Rapid antigen testing showed very high performances in our study, even in asymptomatic individuals. The sensitivity of SARS-CoV-2 antigen tests differs significantly according to populations analyzed and antigen tests used. Studies including individuals within 7 days from the onset of symptoms or from exposure to a confirmed case of COVID-19 showed a good concordance with nasopharyngeal NAAT with sensitivity estimates between 77 and 96% [26,27,28]. In symptomatic individuals, antigen tests actually provided a better estimation of infectiousness than nasopharyngeal NAAT [29]. Compared to the composite reference (positive results with either nasopharyngeal NAAT or saliva NAAT), the antigen test displayed similar performances than nasopharyngeal NAAT.

This study was limited by the relatively low number of children included. Actually, for many respiratory viruses, diagnostic accuracy of tests varies between adults and children. For SARS-CoV-2, very few studies were specifically designed in this population, but gave encouraging results [30]. The ease of collecting noninvasive saliva makes it an attractive specimen for children, particularly for repeated testing. This strategy must however be specifically evaluated before large implementation, especially in young children who may have difficulties to provide the required volume of saliva [31]. Second, nasopharyngeal NAAT is an imperfect reference method, which may contribute to increase estimates of sensitivity (and decrease specificity) of alternative tests. Indeed, sensitivity of the nasopharyngeal NAAT was only 65% (95% CI: 58–71) compared to a composite reference standard (including results of the nasopharyngeal NAAT, saliva MGI-2, and saliva Roche) in the sensitivity analysis. However, NPS is the current reference standard for sampling, and MGI is the technique used by the majority of screening centers in France. In this real-life evaluation, we therefore chose to use this method as the reference standard. Similarly, nasopharyngeal sampling was performed by highly trained personnel in our study, which may enhance diagnostic performances of antigen testing.

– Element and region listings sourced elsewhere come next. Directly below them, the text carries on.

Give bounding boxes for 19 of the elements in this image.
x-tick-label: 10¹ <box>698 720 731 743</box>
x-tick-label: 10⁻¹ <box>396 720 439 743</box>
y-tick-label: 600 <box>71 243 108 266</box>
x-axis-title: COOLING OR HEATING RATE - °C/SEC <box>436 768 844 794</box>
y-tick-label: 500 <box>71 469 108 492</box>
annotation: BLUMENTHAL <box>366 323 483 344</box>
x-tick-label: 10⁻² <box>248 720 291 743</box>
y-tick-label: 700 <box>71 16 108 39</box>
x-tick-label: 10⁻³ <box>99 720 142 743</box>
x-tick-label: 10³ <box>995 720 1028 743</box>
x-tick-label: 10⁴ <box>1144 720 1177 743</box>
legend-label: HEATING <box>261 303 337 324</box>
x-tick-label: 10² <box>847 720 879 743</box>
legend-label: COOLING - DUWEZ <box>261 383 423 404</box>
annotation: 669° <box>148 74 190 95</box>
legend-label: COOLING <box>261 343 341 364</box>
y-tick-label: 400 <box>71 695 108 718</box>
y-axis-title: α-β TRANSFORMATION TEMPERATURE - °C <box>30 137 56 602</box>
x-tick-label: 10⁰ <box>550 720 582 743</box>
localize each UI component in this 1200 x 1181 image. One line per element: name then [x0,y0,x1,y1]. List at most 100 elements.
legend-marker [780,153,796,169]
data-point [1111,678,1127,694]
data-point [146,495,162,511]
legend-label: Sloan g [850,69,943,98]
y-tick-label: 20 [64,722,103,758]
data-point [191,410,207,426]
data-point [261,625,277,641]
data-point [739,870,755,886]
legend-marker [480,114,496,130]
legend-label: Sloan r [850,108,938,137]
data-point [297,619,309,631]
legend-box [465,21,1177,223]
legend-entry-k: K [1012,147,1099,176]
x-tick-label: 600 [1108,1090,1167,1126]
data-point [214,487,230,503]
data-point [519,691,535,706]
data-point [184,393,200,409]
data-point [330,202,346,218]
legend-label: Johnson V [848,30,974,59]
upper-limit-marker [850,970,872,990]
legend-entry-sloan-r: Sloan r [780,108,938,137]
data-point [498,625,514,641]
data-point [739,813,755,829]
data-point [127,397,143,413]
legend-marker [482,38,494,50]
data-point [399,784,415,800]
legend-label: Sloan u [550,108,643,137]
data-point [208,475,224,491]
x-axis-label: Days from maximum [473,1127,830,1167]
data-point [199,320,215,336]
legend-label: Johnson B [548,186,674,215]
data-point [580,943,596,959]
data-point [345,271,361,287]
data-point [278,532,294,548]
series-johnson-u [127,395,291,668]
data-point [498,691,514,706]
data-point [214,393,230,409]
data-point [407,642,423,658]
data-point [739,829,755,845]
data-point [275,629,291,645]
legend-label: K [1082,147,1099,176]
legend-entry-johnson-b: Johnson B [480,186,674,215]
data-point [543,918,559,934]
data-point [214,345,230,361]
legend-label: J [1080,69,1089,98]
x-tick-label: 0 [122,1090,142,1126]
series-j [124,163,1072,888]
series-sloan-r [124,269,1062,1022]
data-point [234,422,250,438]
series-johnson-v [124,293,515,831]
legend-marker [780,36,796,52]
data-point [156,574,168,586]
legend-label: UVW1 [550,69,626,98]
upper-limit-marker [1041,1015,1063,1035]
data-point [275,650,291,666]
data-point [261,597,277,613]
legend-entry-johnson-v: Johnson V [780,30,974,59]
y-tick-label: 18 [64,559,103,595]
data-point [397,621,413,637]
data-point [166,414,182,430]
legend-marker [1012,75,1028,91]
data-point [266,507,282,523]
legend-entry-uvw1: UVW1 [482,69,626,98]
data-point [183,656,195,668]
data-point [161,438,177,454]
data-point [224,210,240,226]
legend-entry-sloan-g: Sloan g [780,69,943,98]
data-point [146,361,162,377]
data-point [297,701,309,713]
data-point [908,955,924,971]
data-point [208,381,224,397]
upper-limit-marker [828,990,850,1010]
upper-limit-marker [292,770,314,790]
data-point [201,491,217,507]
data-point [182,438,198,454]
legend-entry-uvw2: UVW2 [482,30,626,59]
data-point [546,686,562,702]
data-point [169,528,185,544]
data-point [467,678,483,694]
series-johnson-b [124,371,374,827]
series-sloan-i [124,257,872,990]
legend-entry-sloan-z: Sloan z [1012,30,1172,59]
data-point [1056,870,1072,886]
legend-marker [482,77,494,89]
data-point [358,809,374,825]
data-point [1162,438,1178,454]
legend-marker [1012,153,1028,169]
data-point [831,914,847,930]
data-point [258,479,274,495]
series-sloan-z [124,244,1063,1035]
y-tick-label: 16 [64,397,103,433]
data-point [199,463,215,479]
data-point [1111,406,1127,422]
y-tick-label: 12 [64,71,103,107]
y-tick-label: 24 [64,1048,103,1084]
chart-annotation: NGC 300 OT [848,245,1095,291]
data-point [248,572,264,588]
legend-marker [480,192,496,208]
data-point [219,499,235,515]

Saliva sampling is simple, painless, does not require trained personnel, and therefore offers the perspective for self-collection and iterative screening. Its main drawback is to require processing in centralized laboratories, with results available usually within 24 h. On the other hand, rapid antigen testing provides immediate results, but still needs nasopharyngeal sampling. Considering that diagnostic accuracy seems similar for both methods, their respective advantages should be considered for implementation. Due to high acceptability, saliva NAAT should be considered in community mass screening programs or in situations where iterative screening is necessary. Several simulation studies highlighted the utility of routine iterative noninvasive saliva testing for identification of silent COVID-19 in frontline healthcare workers and prevent outbreaks in healthcare facilities [32, 33]. By reducing sample-to-answer time, rapid antigen tests are of particular interest to allow immediate identification and prompt isolation of cases. Their point-of-care use makes them particularly useful in primary care practices or in settings where specialized laboratories are not accessible.

Conclusions

Saliva NAAT and nasopharyngeal Ag testing are reliable alternative strategies to identify SARS-CoV-2 in both symptomatic and asymptomatic infected individuals in the ambulatory setting. Their use should be encouraged anywhere it might facilitate screening, tracing, and isolation. Dedicated implementation studies are warranted to better assess the optimal respective positioning of these two strategies in the public health response, until rapid, self-collected, reliable tests are available.